Sitôt créé, il eut pour conséquence de provoquer l'apparition d'un régime d'assurances complémentaires privées, créant de fait une entorse au principe de l'égal accès aux soins pour tous. Pour en atténuer la nature perverse, il fallut inventer la notion d'affection de longue durée bénéficiant d'une prise en charge à 100% par le régime « obligatoire » de la Sécurité Sociale. On créa dans la foulée quantité d'exceptions au ticket modérateur : actes exonérants, supérieurs à K50, aide médicale gratuite, prise en charge intégrale des interruptions volontaires de grossesses, et pour finir la CMU. Mais dans le même temps, les zones de franchise s'étendirent : « déremboursement » progressif des médicaments, forfait journalier, 1 euro non remboursable, seuil incompressible de 18 euros pour les actes exonérants... On alla jusqu'à inventer un diabolique « parcours coordonné de soins » avec des pénalités pour les usagers « déviants »... Et naturellement les cotisations ne furent pas en reste : augmentation des cotisations de base, invention de nouvelles contributions : CSG, RDS, taxes diverses sur les alcools, le tabac...
Résultat, le système à l'instant présent est d'une effroyable complexité, les usagers sont toujours aussi irresponsables, les médecins guère moins, et la Sécurité Sociale continue de s'abîmer dans les déficits et la gabegie, tandis que les politiciens ne cessent de brandir l'idéal usé de la « santé gratuite ».
Il n'est pas possible non plus de demander toujours plus à un nombre décroissant de gens.
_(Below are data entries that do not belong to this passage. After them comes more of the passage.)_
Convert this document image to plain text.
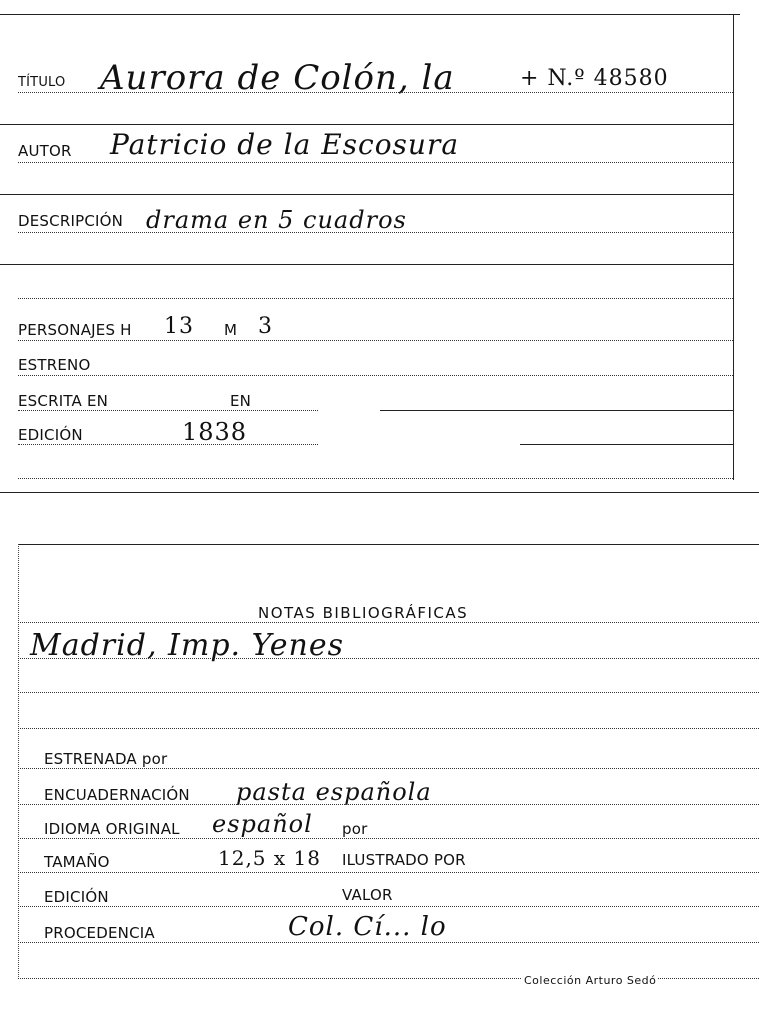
TÍTULO Aurora de Colón, la	+ N.º 48580
AUTOR Patricio de la Escosura
DESCRIPCIÓN drama en 5 cuadros
PERSONAJES H 13 M 3
ESTRENO
ESCRITA EN	EN
EDICIÓN	1838
NOTAS BIBLIOGRÁFICAS
Madrid, Imp. Yenes
ESTRENADA por
ENCUADERNACIÓN pasta española
IDIOMA ORIGINAL español por
TAMAÑO	12,5 x 18 ILUSTRADO POR
EDICIÓN	VALOR
PROCEDENCIA	Col. Cí... lo
Colección Arturo Sedó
Si les franchises sont inévitables elles doivent être significatives, s'imposer à tous avec avance réelle de frais, mais s'accompagner en contrepartie d'un allègement non moins significatif des cotisations et prélèvements. En définitive, il faudrait que chacun désormais ait la responsabilité de gérer une partie de son portefeuille de santé. Probablement faudrait-il également que les citoyens puissent librement déterminer le niveau de couverture qu'ils souhaitent et plus encore qu'ils puissent choisir leur assurance. Puisque la Sécurité Sociale s'avère incapable de garantir la prise en charge optimale des soins pour tous, elle doit abandonner ses prérogatives exorbitantes et monopolistiques, acquérir une vraie indépendance vis à vis de l'Etat et se soumettre à la concurrence.
A vrai dire, la partie sera probablement en passe d'être gagnée lorsque les patients, cessant d'exiger toujours plus au motif « qu'ils sont à 100% », demanderont à leurs médecins de les soigner le mieux possible mais au meilleur coût.